The Shafter-Wasco Irrigation District was organized by Shafter-Wasco farmers on September 21, 1937, after careful studies of the needs and problems peculiar to the area and on the legal advice of James Burke, a Visalia attorney. The purpose of the District was to find the ways and means of replenishing rapidly dwindling underground water supplies. The first groundwater-recharging attempt was a joint venture between the newly formed District and the Kern Water Storage District. The operation of the percolation ponds appeared to be uneconomical because of silting and sealing, so the Shafter-Wasco Irrigation District withdrew its support.
With the start of construction of Friant Dam on November 5, 1939, a future source of water for the District became a definite possibility. Even with supply of supplemental water in sight, considerable agitation for the dissolution of the District occurred in 1941. This resulted in an election on November 12, 1941, to determine whether or not the District should continue its operations. Many of the voters who opposed the District in 1941 are now among its staunch supporters. This in attitude, resulted from the increasing rate of the lowering of the groundwater levels and positive assurance of Central Valley Project water.
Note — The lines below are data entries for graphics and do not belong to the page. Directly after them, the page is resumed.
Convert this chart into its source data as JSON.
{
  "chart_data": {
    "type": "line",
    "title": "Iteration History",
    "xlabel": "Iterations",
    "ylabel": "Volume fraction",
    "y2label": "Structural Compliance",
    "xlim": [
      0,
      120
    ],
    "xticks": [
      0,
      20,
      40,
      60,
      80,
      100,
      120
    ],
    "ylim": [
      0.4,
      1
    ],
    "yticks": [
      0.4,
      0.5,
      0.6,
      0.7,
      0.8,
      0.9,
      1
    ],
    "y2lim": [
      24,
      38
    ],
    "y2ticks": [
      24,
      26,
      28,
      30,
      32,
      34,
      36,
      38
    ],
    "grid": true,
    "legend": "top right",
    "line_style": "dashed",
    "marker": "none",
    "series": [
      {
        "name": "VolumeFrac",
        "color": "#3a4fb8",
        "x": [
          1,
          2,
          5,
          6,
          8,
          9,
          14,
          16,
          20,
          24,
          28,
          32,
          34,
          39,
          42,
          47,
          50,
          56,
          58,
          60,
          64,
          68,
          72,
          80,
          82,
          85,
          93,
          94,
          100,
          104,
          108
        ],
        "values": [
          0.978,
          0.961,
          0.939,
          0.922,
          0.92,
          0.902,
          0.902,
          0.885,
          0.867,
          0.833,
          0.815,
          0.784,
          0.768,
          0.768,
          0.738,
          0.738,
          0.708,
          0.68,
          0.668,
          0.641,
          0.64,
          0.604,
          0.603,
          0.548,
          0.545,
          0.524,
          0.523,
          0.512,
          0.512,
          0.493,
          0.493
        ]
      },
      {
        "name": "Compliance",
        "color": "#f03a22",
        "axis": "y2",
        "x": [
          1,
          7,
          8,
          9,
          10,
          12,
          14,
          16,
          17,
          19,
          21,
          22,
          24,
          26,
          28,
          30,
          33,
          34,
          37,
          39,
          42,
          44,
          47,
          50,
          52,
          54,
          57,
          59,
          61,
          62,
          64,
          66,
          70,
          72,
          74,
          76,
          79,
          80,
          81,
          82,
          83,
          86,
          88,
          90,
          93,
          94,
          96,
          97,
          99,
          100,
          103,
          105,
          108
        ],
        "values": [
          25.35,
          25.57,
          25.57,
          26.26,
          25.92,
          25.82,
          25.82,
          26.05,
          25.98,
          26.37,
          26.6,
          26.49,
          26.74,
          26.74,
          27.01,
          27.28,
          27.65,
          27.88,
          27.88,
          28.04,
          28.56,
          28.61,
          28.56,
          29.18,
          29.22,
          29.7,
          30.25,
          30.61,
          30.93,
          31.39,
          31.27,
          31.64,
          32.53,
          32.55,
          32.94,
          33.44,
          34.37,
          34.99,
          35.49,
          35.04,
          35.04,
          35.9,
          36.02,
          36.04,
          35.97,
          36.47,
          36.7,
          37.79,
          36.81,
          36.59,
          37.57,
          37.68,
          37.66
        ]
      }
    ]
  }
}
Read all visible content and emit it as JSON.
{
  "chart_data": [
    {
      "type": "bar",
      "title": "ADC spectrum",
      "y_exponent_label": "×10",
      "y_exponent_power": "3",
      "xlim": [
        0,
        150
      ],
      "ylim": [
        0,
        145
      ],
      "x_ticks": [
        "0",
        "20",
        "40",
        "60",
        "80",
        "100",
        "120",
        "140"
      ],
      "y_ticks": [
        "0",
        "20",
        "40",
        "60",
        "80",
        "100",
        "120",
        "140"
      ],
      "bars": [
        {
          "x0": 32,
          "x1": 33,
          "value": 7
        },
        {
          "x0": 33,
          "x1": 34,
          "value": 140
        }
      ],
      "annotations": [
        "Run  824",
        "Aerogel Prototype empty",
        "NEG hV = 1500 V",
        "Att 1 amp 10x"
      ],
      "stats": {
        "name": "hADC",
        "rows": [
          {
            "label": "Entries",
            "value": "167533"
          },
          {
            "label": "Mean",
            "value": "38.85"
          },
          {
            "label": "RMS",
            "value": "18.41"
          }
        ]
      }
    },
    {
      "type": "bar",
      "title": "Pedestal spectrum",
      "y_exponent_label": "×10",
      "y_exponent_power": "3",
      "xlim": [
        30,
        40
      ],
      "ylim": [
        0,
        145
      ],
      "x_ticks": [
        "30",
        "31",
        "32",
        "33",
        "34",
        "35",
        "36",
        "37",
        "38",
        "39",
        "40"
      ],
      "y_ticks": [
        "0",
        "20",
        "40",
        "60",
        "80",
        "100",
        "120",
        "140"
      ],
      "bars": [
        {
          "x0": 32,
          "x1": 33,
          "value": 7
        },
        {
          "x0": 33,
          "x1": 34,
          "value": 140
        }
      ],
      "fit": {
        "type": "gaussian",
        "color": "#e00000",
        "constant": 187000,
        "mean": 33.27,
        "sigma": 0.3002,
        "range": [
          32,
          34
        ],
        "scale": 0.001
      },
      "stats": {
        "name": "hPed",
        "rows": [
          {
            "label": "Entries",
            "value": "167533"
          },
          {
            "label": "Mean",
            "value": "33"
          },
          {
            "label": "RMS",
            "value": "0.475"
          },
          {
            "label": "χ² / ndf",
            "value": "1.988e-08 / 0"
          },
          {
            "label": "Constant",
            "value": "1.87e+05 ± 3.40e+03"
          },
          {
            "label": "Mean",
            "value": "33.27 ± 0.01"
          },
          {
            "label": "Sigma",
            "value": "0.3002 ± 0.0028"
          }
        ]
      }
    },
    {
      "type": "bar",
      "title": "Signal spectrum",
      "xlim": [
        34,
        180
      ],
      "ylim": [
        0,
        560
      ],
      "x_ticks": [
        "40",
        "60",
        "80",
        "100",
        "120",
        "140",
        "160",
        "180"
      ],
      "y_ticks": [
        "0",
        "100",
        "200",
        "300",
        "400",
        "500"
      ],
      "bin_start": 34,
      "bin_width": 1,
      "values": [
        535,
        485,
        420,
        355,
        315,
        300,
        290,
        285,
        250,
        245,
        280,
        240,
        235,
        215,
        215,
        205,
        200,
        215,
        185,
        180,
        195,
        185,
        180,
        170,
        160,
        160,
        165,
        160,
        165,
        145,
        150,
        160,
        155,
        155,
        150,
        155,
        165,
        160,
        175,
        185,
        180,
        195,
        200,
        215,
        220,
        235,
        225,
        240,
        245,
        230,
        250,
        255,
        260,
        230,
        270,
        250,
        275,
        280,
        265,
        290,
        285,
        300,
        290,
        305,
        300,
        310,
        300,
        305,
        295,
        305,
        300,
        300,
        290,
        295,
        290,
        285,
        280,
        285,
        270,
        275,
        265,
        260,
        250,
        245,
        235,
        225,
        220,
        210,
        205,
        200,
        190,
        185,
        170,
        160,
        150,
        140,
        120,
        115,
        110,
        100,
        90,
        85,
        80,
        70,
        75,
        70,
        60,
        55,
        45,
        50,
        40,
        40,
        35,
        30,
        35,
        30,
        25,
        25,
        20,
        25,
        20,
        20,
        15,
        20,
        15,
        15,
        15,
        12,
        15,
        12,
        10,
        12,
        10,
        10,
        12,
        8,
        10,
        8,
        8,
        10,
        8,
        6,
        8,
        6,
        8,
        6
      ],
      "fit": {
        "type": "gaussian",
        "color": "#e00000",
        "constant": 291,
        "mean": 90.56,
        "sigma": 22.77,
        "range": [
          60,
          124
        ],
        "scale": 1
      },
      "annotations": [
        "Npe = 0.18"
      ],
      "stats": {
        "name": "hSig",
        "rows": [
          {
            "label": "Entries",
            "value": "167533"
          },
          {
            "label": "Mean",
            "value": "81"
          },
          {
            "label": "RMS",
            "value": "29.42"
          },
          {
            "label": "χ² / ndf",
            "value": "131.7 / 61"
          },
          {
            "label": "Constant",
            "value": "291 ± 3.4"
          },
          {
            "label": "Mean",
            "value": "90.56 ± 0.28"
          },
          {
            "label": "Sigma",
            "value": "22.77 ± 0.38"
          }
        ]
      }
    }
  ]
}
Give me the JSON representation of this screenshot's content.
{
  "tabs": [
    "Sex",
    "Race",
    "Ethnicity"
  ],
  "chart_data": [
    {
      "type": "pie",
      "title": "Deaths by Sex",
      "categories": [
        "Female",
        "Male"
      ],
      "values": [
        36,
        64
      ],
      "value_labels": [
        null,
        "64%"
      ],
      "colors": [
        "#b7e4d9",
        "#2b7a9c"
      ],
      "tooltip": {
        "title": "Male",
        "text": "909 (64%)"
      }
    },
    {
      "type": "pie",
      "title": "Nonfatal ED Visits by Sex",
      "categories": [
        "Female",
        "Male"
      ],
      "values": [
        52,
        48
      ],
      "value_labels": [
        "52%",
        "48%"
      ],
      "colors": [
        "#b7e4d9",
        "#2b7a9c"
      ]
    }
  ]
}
The District formally applied to the Bureau of Reclamation for Central Valley Project water to serve the 37,528 acres within its boundaries on February 5, 1946. Service of water to the District was to be from the Fraint-Kern Canal, which passes close to the District's eastern boundary. Many meetings were held with Bureau of Reclamation representatives in an attempt to arrange for a contract providing a supply of water and for a preliminary design and cost estimate for an irrigation system to serve District lands. On February 11, 1955, the Board of directors of the Shafter-Wasco Irrigation District executed a contract with the United States providing for water service and for the construction of a distribution system. The District received its first water under this contrast in 1957. The District's distribution system was constructed for $8,366,979 by the Bureau of Reclamation. The repayment contract for the system requires that this amount be paid back to the government by the year 2002, in 80 semiannual payments of $104,587.24. The District's water service contract expired at the end of February 1995. The District then entered into a 3-yaer interim water surface renewal contract under the Central Valley Project Improvement Act of 1992.
The District, in cooperation with North Kern Water Storage District, installed interconnection facilities between the districts' distribution systems in 1993. The districts then established a groundwater banking water exchange agreement in which surface water in above average water years, the water will be returned to the Shafter-Wasco Irrigation District for delivery to its water users.
The District, in cooperation with Semitropic Water Storage District, constructed an interconnection pipeline and pumping plant to connect the distribution system of the two facilities in 1995. The districts also established a groundwater banking water exchange agreement similar to the Shafter-Wasco Irrigation District- North Kern Water Storage District agreement. The interconnection pipeline and pumping plant project cost $3,790,775. The repayment agreements for the project require that the District pay back its $2,206,395 share of the State of California loan by the year 2016, with annual payments of $136,844.